Face à la fragilisation continue des droits sociaux – au Luxembourg comme ailleurs –, aux inégalités et au risque de pauvreté qui atteint une partie croissante de la population, le Clae se montre inquiet et veut « rappeler un principe essentiel : le devoir de résistance », dit la présidente lors de son allocution. « Cette résistance, y compris au Luxembourg, ne peut s’organiser que par l’existence d’une société civile forte. Nous rappelons l’importance d’être des citoyens pleinement engagés. De pouvoir remettre en question l’ordre établi. De manifester sans crainte. D’être entendus par les pouvoirs publics », ajoute-t-elle.

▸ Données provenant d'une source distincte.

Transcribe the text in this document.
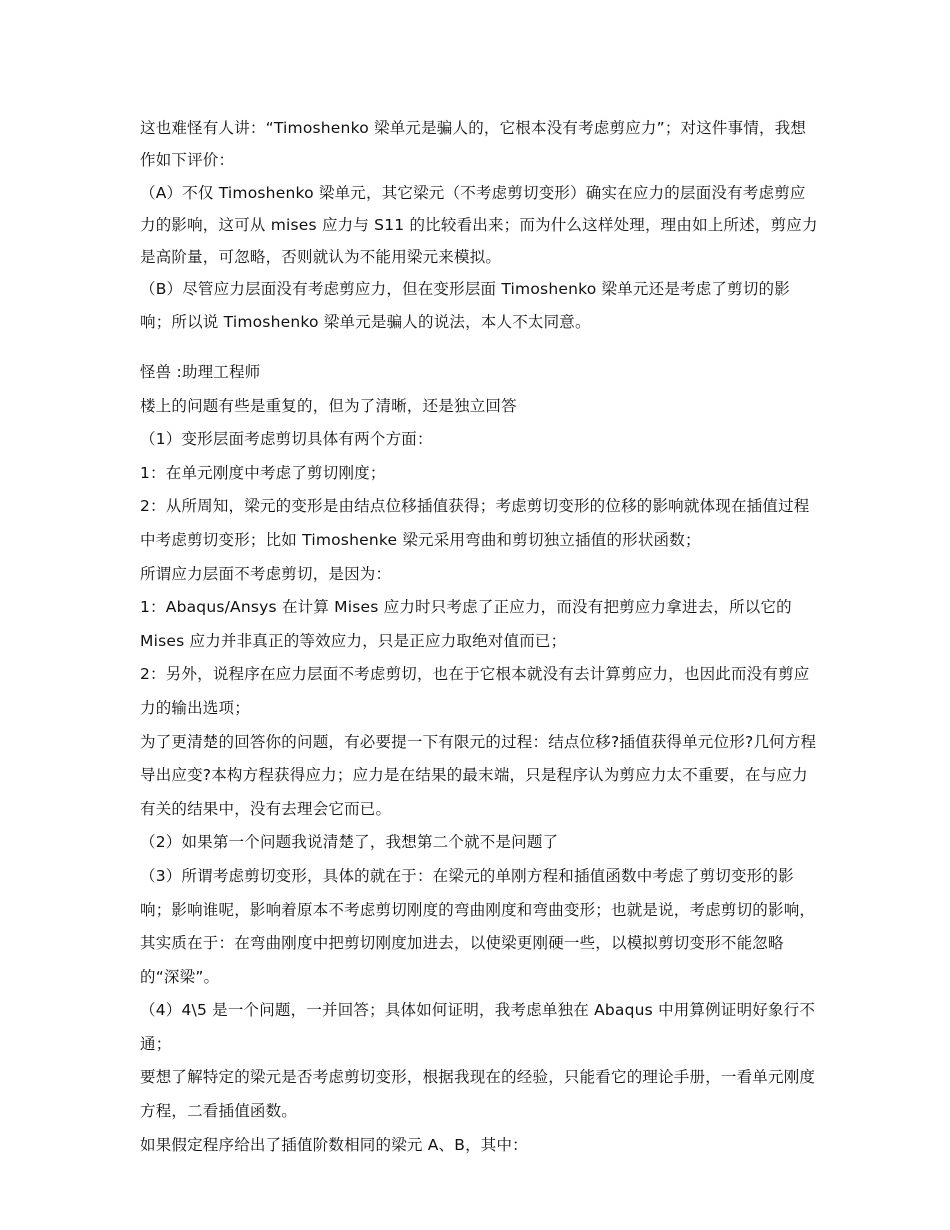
这也难怪有人讲：“Timoshenko 梁单元是骗人的，它根本没有考虑剪应力”；对这件事情，我想作如下评价：

（A）不仅 Timoshenko 梁单元，其它梁元（不考虑剪切变形）确实在应力的层面没有考虑剪应力的影响，这可从 mises 应力与 S11 的比较看出来；而为什么这样处理，理由如上所述，剪应力是高阶量，可忽略，否则就认为不能用梁元来模拟。

（B）尽管应力层面没有考虑剪应力，但在变形层面 Timoshenko 梁单元还是考虑了剪切的影响；所以说 Timoshenko 梁单元是骗人的说法，本人不太同意。

怪兽 :助理工程师

楼上的问题有些是重复的，但为了清晰，还是独立回答

（1）变形层面考虑剪切具体有两个方面：

1：在单元刚度中考虑了剪切刚度；

2：从所周知，梁元的变形是由结点位移插值获得；考虑剪切变形的位移的影响就体现在插值过程中考虑剪切变形；比如 Timoshenke 梁元采用弯曲和剪切独立插值的形状函数；

所谓应力层面不考虑剪切，是因为：

1：Abaqus/Ansys 在计算 Mises 应力时只考虑了正应力，而没有把剪应力拿进去，所以它的 Mises 应力并非真正的等效应力，只是正应力取绝对值而已；

2：另外，说程序在应力层面不考虑剪切，也在于它根本就没有去计算剪应力，也因此而没有剪应力的输出选项；

为了更清楚的回答你的问题，有必要提一下有限元的过程：结点位移?插值获得单元位形?几何方程导出应变?本构方程获得应力；应力是在结果的最末端，只是程序认为剪应力太不重要，在与应力有关的结果中，没有去理会它而已。

（2）如果第一个问题我说清楚了，我想第二个就不是问题了

（3）所谓考虑剪切变形，具体的就在于：在梁元的单刚方程和插值函数中考虑了剪切变形的影响；影响谁呢，影响着原本不考虑剪切刚度的弯曲刚度和弯曲变形；也就是说，考虑剪切的影响，其实质在于：在弯曲刚度中把剪切刚度加进去，以使梁更刚硬一些，以模拟剪切变形不能忽略的“深梁”。

（4）4\5 是一个问题，一并回答；具体如何证明，我考虑单独在 Abaqus 中用算例证明好象行不通；

要想了解特定的梁元是否考虑剪切变形，根据我现在的经验，只能看它的理论手册，一看单元刚度方程，二看插值函数。

如果假定程序给出了插值阶数相同的梁元 A、B，其中：
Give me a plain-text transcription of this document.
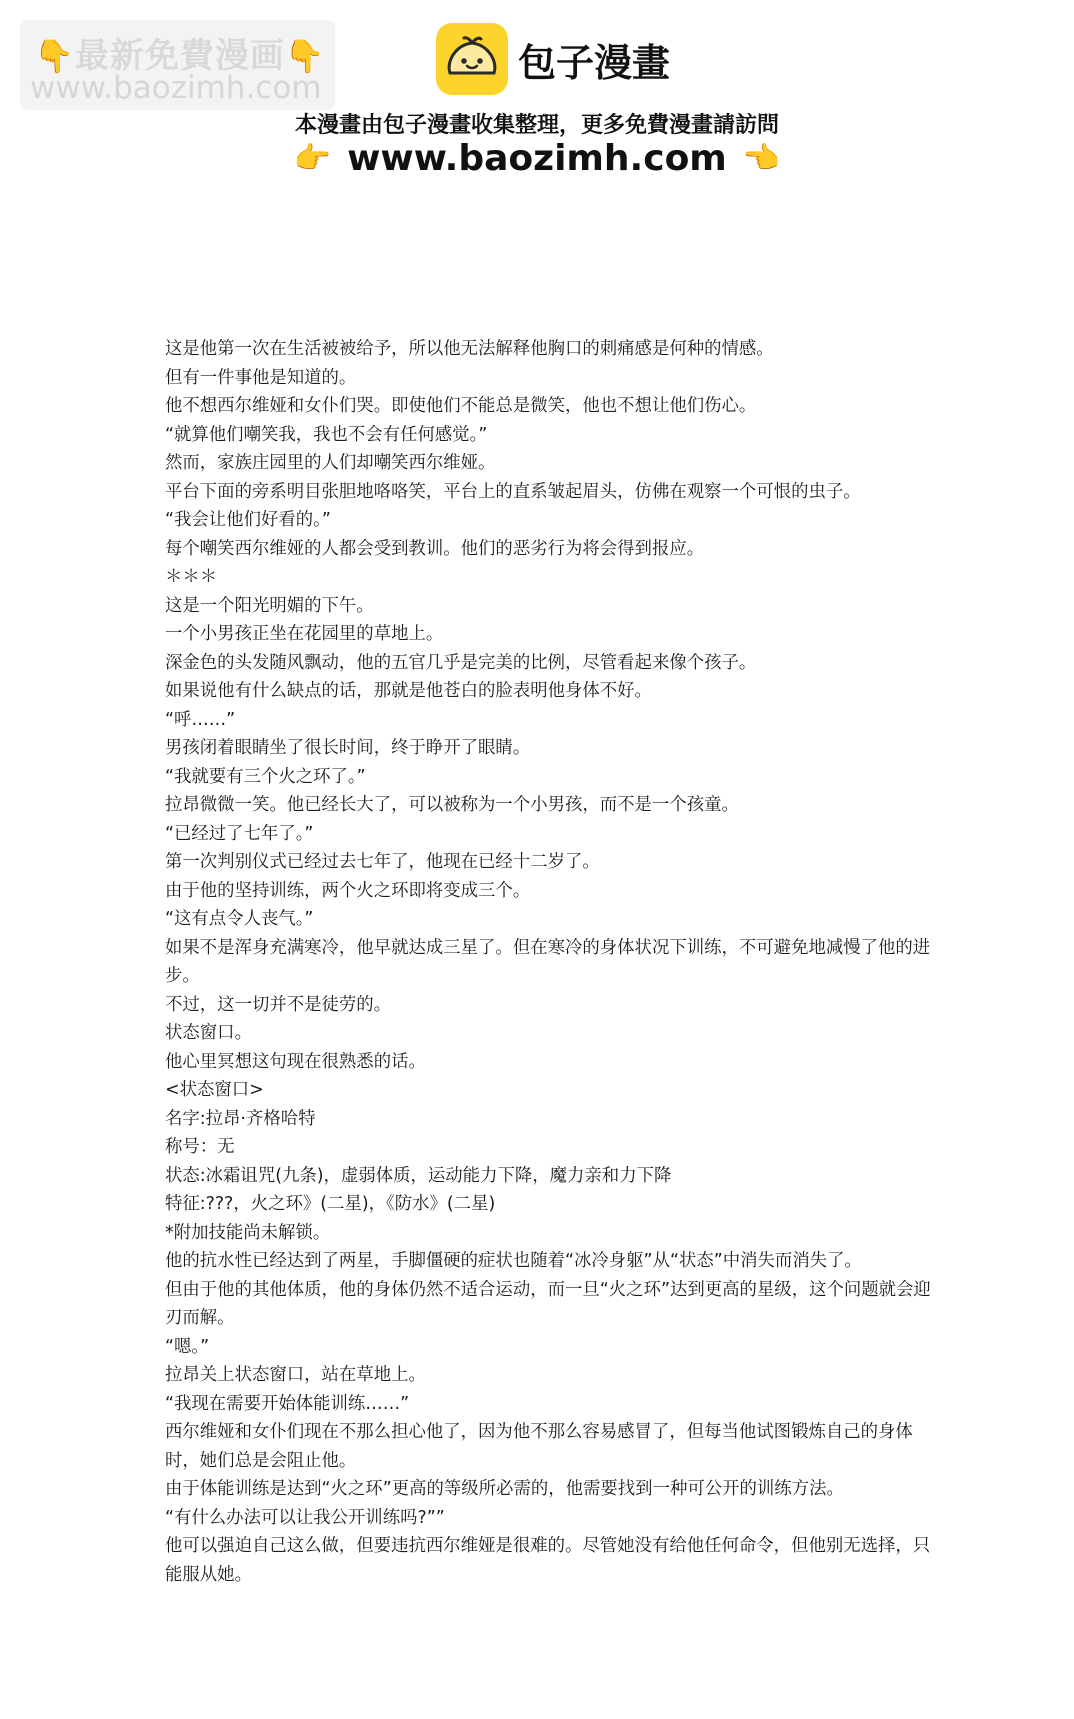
👇最新免費漫画👇
www.baozimh.com
包子漫畫
本漫畫由包子漫畫收集整理，更多免費漫畫請訪問
👉 www.baozimh.com 👈

这是他第一次在生活被被给予，所以他无法解释他胸口的刺痛感是何种的情感。

但有一件事他是知道的。

他不想西尔维娅和女仆们哭。即使他们不能总是微笑，他也不想让他们伤心。

“就算他们嘲笑我，我也不会有任何感觉。”

然而，家族庄园里的人们却嘲笑西尔维娅。

平台下面的旁系明目张胆地咯咯笑，平台上的直系皱起眉头，仿佛在观察一个可恨的虫子。

“我会让他们好看的。”

每个嘲笑西尔维娅的人都会受到教训。他们的恶劣行为将会得到报应。

＊＊＊

这是一个阳光明媚的下午。

一个小男孩正坐在花园里的草地上。

深金色的头发随风飘动，他的五官几乎是完美的比例，尽管看起来像个孩子。

如果说他有什么缺点的话，那就是他苍白的脸表明他身体不好。

“呼……”

男孩闭着眼睛坐了很长时间，终于睁开了眼睛。

“我就要有三个火之环了。”

拉昂微微一笑。他已经长大了，可以被称为一个小男孩，而不是一个孩童。

“已经过了七年了。”

第一次判别仪式已经过去七年了，他现在已经十二岁了。

由于他的坚持训练，两个火之环即将变成三个。

“这有点令人丧气。”

如果不是浑身充满寒冷，他早就达成三星了。但在寒冷的身体状况下训练，不可避免地减慢了他的进步。

不过，这一切并不是徒劳的。

状态窗口。

他心里冥想这句现在很熟悉的话。

<状态窗口>

名字:拉昂·齐格哈特

称号：无

状态:冰霜诅咒(九条)，虚弱体质，运动能力下降，魔力亲和力下降

特征:???，火之环》(二星)，《防水》(二星)

*附加技能尚未解锁。

他的抗水性已经达到了两星，手脚僵硬的症状也随着“冰冷身躯”从“状态”中消失而消失了。

但由于他的其他体质，他的身体仍然不适合运动，而一旦“火之环”达到更高的星级，这个问题就会迎刃而解。

“嗯。”

拉昂关上状态窗口，站在草地上。

“我现在需要开始体能训练……”

西尔维娅和女仆们现在不那么担心他了，因为他不那么容易感冒了，但每当他试图锻炼自己的身体时，她们总是会阻止他。

由于体能训练是达到“火之环”更高的等级所必需的，他需要找到一种可公开的训练方法。

“有什么办法可以让我公开训练吗?””

他可以强迫自己这么做，但要违抗西尔维娅是很难的。尽管她没有给他任何命令，但他别无选择，只能服从她。
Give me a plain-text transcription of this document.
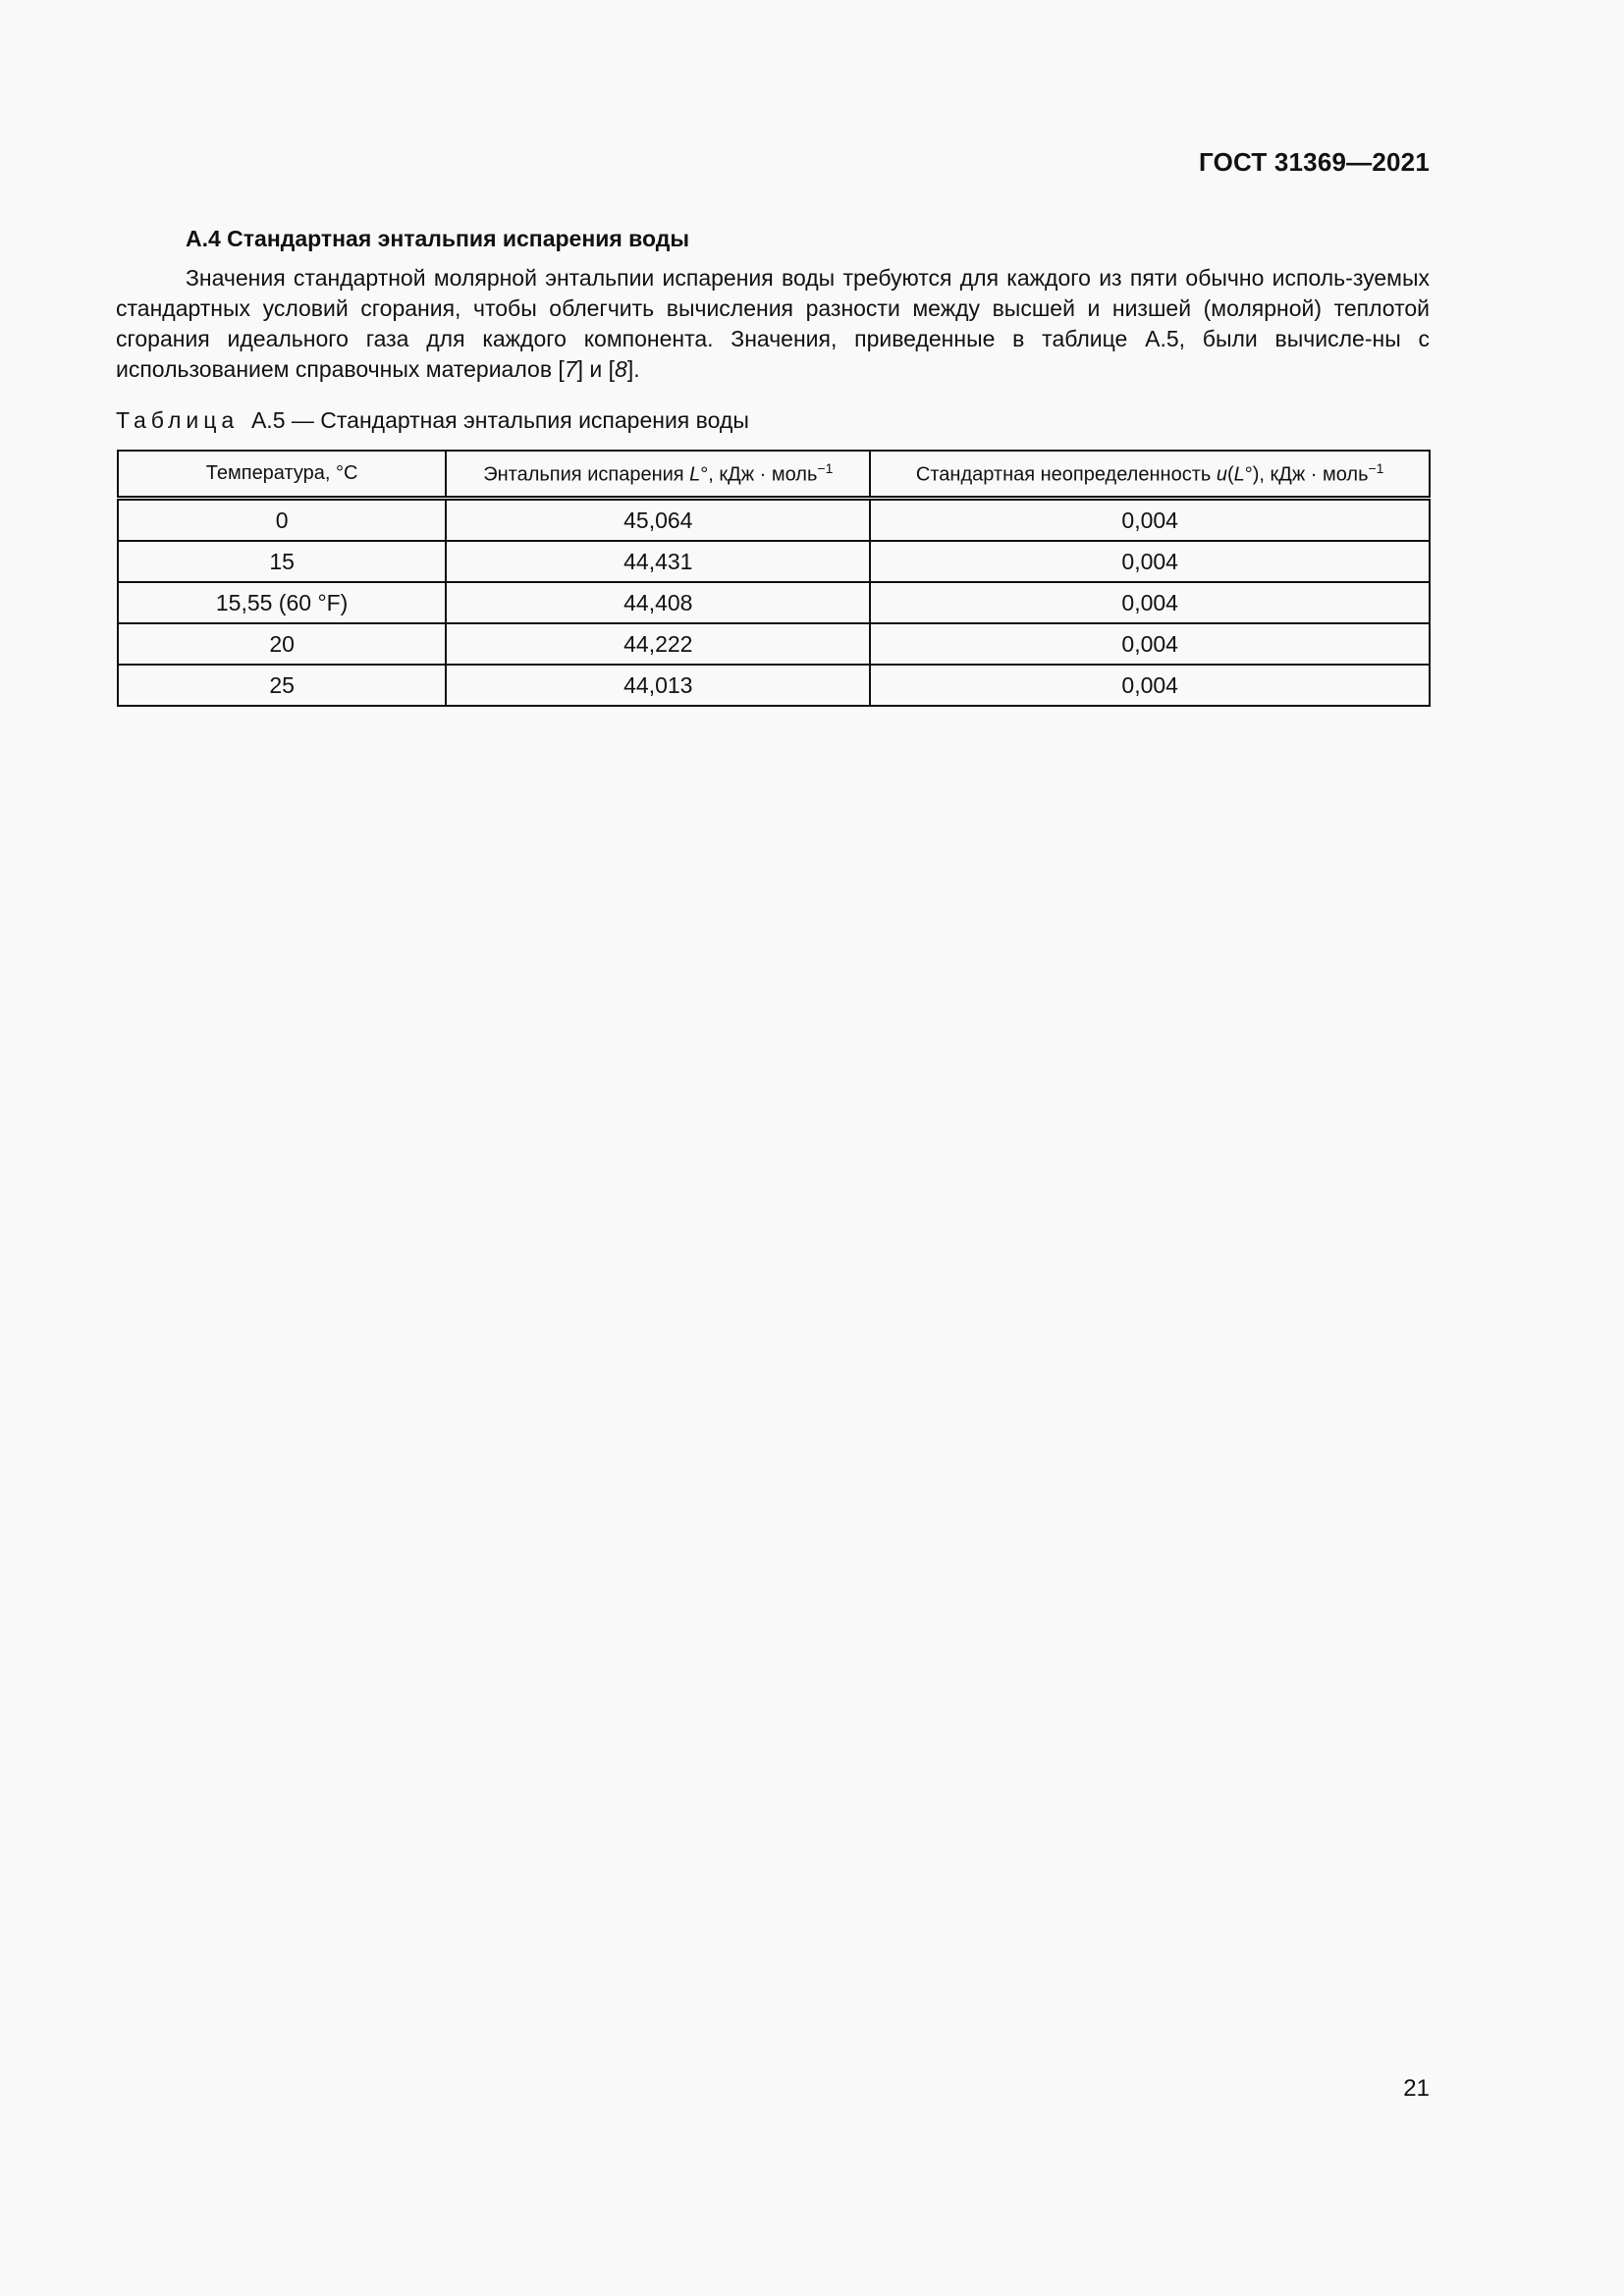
ГОСТ 31369—2021
А.4 Стандартная энтальпия испарения воды

Значения стандартной молярной энтальпии испарения воды требуются для каждого из пяти обычно исполь-зуемых стандартных условий сгорания, чтобы облегчить вычисления разности между высшей и низшей (молярной) теплотой сгорания идеального газа для каждого компонента. Значения, приведенные в таблице А.5, были вычисле-ны с использованием справочных материалов [7] и [8].

Таблица А.5 — Стандартная энтальпия испарения воды
Температура, °С	Энтальпия испарения L°, кДж · моль$^{-1}$	Стандартная неопределенность u(L°), кДж · моль$^{-1}$
0	45,064	0,004
15	44,431	0,004
15,55 (60 °F)	44,408	0,004
20	44,222	0,004
25	44,013	0,004
21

En plus d’un soutien continu du gouvernement, le Clae milite ainsi pour la création d’un ministère de la Citoyenneté. Cette revendication « est toujours à l’ordre du jour », constate Coumba Fall. Bien qu’il y ait eu des évolutions dans ce sens, notamment au niveau local, où plusieurs communes organisent des initiatives, des projets associatifs ou des journées d’orientation, « pour nous, tout cela n’est qu’un premier pas. Mais il reste encore du travail » – notamment pour arriver à un droit de vote aux élections législatives plus représentatif. La résistance réclamée par la présidente n’est « pas violente, mais organisée », comme elle l’explique au woxx. Coumba Fall évoque les traques humaines à Minneapolis, aux États-Unis, où les communautés locales se sont organisées pour aider leurs voisin·es. « Mais je ne pense pas qu’aux immigrés. Aucun de nous ne peut baisser les bras. »
Un engagement qui peut être réalisé sous forme de bénévolat ainsi que sous forme de participation politique ou culturelle. Une fois par an, le Festival des migrations dévoile cet engagement et permet d’avancer en informant et en valorisant le savoir-faire et l’expérience des participant·es et visiteur·euses. « Tout le vécu importé par une personne qui immigre dans un pays, ce savoir-faire qui n’est pas seulement économique, mais aussi culturel et social, cela apporte de l’innovation sociale, fait avancer la réflexion collective et donc, finalement, crée de la résilience dans la société », note Mathieu Viau-Courville.